Because more Oracle customers are interested first in customer-facing cloud services, CRM is on top of the list for sales and implementation.
Connecting the IT dots inside the Oracle ecosystem is not a job for lightweights. The dozens of acquisitions the company has made during the last decade have required rewriting tons of code, rerouting hundreds of siloed databases and storage arrays, and moving zillions of applications into virtual machines and clouds. The work isn’t near being done; in fact, this is an ongoing project.
Emphasizing CRM: It’s What Customers Want First
“Oracle’s customer experience vision has driven its tactical customer relationship management (CRM) acquisition strategy,” Leggett wrote in recent report. “These solutions are lightly integrated, and heavy lifting is required to deliver on the promise of the vision. In addition, many of Oracle’s legacy CRM applications, which are still widely used, lag in capabilities and in strategy in this area.”
So an important question is this: Is Oracle still too invested in maintaining old systems and selling replacement software to be able to make a claim of “owning the cloud” credible? No company can be all things to all customers all the time; IBM, Hewlett-Packard, Microsoft and numerous others have proven this in years gone by.

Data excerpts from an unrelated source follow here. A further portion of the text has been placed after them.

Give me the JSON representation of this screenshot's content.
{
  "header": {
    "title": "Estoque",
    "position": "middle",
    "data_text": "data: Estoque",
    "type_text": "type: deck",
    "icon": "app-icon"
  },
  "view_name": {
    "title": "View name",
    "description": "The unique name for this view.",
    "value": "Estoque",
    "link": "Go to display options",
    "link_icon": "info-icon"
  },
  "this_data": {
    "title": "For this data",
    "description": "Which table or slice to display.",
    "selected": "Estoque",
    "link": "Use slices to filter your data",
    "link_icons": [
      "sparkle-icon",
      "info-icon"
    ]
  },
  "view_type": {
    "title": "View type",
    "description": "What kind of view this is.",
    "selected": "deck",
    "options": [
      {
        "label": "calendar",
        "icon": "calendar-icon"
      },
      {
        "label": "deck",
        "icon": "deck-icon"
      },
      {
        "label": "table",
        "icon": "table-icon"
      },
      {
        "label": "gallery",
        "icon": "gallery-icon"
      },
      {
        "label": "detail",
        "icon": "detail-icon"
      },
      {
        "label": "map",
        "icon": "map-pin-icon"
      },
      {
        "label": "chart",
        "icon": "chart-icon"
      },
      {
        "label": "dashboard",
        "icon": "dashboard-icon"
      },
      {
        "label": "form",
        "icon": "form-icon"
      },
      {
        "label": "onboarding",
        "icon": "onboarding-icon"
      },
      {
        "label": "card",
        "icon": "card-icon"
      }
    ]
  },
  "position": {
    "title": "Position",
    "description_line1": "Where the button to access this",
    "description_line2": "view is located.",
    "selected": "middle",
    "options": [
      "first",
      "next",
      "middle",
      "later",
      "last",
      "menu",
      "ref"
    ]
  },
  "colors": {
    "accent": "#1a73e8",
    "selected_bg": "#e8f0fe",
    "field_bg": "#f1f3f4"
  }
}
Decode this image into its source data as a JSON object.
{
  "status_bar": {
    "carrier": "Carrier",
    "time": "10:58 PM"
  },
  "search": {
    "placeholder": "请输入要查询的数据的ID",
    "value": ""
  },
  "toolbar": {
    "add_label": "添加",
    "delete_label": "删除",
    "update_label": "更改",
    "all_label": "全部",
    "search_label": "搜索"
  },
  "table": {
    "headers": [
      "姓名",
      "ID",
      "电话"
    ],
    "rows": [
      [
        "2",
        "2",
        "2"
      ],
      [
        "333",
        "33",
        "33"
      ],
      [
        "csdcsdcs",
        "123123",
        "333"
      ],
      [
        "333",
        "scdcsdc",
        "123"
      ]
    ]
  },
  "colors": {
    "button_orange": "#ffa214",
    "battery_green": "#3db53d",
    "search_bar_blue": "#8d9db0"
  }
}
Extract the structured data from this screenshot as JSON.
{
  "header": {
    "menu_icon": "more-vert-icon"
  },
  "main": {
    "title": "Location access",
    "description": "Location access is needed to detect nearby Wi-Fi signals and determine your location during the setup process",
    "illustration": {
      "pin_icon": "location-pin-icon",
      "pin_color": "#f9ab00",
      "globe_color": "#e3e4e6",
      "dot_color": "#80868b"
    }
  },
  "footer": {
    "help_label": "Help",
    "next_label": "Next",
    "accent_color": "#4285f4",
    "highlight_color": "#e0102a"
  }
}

Leggett concluded that Oracle needs “radical change” and that its customers can expect the company to continue to struggle with its transition to cloud services. Companies that live by hardware die by hardware; look up Sun Microsystems, Digital Equipment Corp. and dozens of others if you don’t believe this.
Oracle’s earnings numbers last quarter were generally positive, but not as great as many investors would like to see.
In order to really bump up revenue and margin, The Company That Larry Built is going to have to get that ecosystem whipped into place and sell a lot more on an increasing scale against serious competitors like Salesforce, SAP, HP, IBM and Dell—all of which want the same customers as Oracle.
It also needs to hope that those old database servers still cranking away will be retired sooner rather than later.